Accessing the Tor network on a mobile device is, for the most part, quite simple – but it’s a question I see a lot. There’s more than one way to do it, but it partially depends on which device you have (surprise, surprise!).
For Android devices, one of the standard apps that you can use is Orbot, a proxy app that essentially brings the functionality of the Tor browser to the Android phone. It’s available from Google Play here: Orbot: Proxy with Tor. It’s also available from The Guardian Project: Orbot – Tor for Android
Like the desktop version of the Tor browser, it encrypts your Internet traffic and then bounces your communications through a network of other Tor users across the world. Orbot contains both Tor and libevent, which provides a method “to execute a callback function when a specific event occurs on a file descriptor or after a timeout has been reached.” This may occasionally solve the problem of onion sites that consistently don’t load, but not in every instance. For those curious about the code itself, here’s libevent’s official repository on GitHub: GitHub – libevent: A public libevent repository
However, Orbot does not work with apps that don’t have proxy options. For this reason, it’s good to also have an app like orWall (which we’ll discuss in a later post, perhaps.)

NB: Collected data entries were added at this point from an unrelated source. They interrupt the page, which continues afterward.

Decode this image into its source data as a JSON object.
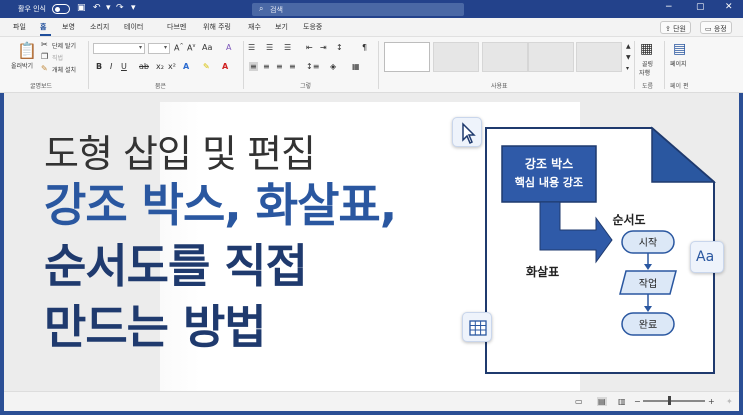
{
  "titlebar": {
    "autosave_label": "활우 인식",
    "search_placeholder": "검색"
  },
  "menu": {
    "tabs": [
      "파일",
      "홈",
      "보영",
      "소리지",
      "테이터",
      "다브멘",
      "위해 주링",
      "재수",
      "보기",
      "도응중"
    ],
    "active_tab": "홈",
    "share_label": "단원",
    "comment_label": "응정"
  },
  "ribbon": {
    "paste_label": "올러박기",
    "cut_label": "단제 탈기",
    "copy_label": "직법",
    "format_label": "개체 설치",
    "clipboard_group": "굴명보드",
    "font_group": "뭄은",
    "paragraph_group": "그렇",
    "styles_group": "사용표",
    "find_group": "도름",
    "pages_label": "페이지",
    "pages_group": "페이 편",
    "apply_label": "골링",
    "apply_sub": "자행"
  },
  "document": {
    "heading_line1": "도형 삽입 및 편집",
    "heading_line2": "강조 박스, 화살표,",
    "heading_line3": "순서도를 직접",
    "heading_line4": "만드는 방법",
    "callout_line1": "강조 박스",
    "callout_line2": "핵심 내용 강조",
    "arrow_label": "화살표",
    "flow_title": "순서도",
    "flow_start": "시작",
    "flow_step": "작업",
    "flow_end": "완료",
    "font_card_label": "Aa"
  },
  "colors": {
    "title_bar": "#23428b",
    "accent_blue": "#2a57a0",
    "dark_navy": "#1f3a6e",
    "callout_fill": "#2f5aa8",
    "flow_fill": "#dce8f7"
  },
  "icons": [
    "cursor-icon",
    "table-icon",
    "font-icon",
    "paste-icon",
    "scissors-icon",
    "copy-icon",
    "brush-icon",
    "save-icon",
    "undo-icon",
    "redo-icon",
    "search-icon"
  ]
}
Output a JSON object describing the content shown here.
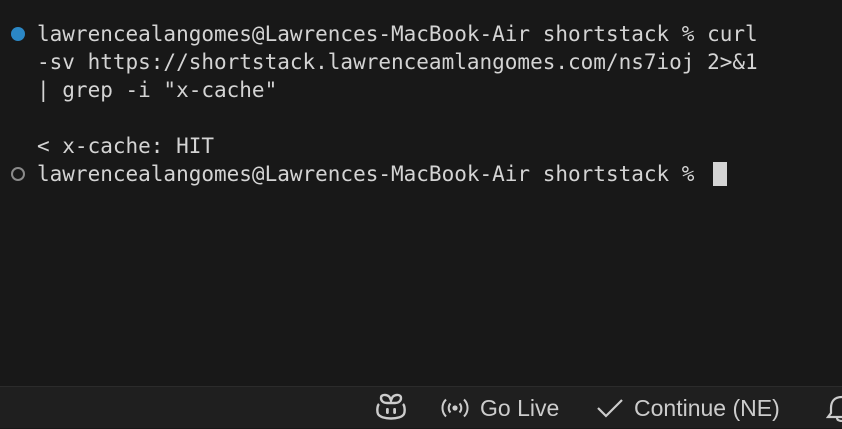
{
  "terminal": {
    "command_prompt_line_1": "lawrencealangomes@Lawrences-MacBook-Air shortstack % curl",
    "command_line_2": "-sv https://shortstack.lawrenceamlangomes.com/ns7ioj 2>&1",
    "command_line_3": "| grep -i \"x-cache\"",
    "output_line": "< x-cache: HIT",
    "current_prompt": "lawrencealangomes@Lawrences-MacBook-Air shortstack % "
  },
  "statusbar": {
    "copilot_icon": "copilot-icon",
    "go_live_icon": "broadcast-icon",
    "go_live_label": "Go Live",
    "continue_icon": "check-icon",
    "continue_label": "Continue (NE)",
    "notifications_icon": "bell-icon"
  },
  "colors": {
    "background": "#181818",
    "text": "#d4d4d4",
    "success_marker": "#2b87c5",
    "idle_marker": "#8a8a8a",
    "statusbar_bg": "#1f1f1f"
  }
}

The standard web browser that you would use with Orbot is Orweb, which is more or less like the Tor browser available for desktops.
One of its downsides (in my experience, at least) is that it seems to have difficulty connecting to a lot of the .onion sites, but this is a problem with Tor in general, so it may not be exclusive to Orweb – often, the issue is with the onion sites themselves.
Another downside (and this is quite a bit more important), is that Orweb, unfortunately, has the potential to de-anonymize you easily, which would defeat the purpose of using it in the first place.
According to xordern.net: Why you really shouldn’t use Orweb anymore, “Anyone who has access to the raw html traffic (especially website owners and, at least for unprotected connections…the operator of the exit node and the people inbetween) could modify the server response in order to get the real ip of the user.” See the link for more details.
Security flaws aside, it’s still quite functional, and for the most part, provides an easy user experience.
Orfox, being built from the same source code as the original Tor browser, is intended to be as close to its desktop equivalent as possible.
It does seem to load pages a bit more quickly than Orweb does, and it also allows users to bookmark sites. Plus, it includes a “Request Mobile Site” option, which allows you to switch from the standard Tor browser user-agent to an Android device-specific one (which can definitely prove useful).
A few major differences that might prove worrisome are that in its current version, Orfox does not include the mobile versions of such extensions as HTTPS Everywhere, NoScript, and Torbutton (which handles application-level security and privacy issues in Firefox). According to Guardian Project Open Dev: Orfox vs. Tor Browser, these extensions will be added shortly.
Guardian Project also explains that it includes “patches at the Android Java code layer… to [allow] proxying of all Java network HTTP communications through the local Orbot HTTP proxy.”
All in all, both of these browsers do have their security flaws and drawbacks, but I would be more inclined to use Orfox, because of its improved functionality and (in theory) better security. On the downside, it seems that currently, none of these browsers are without their loopholes. No onion routing app is perfect, although if you follow the given guidelines with each, you’re much less likely to reveal your static IP address.
In the future, I hope to give an update with some other options – I haven’t yet tried out the iOS versions of Tor (such as Onion Browser). And of course, if anyone has some better recommendations, feel free to suggest them in the comments!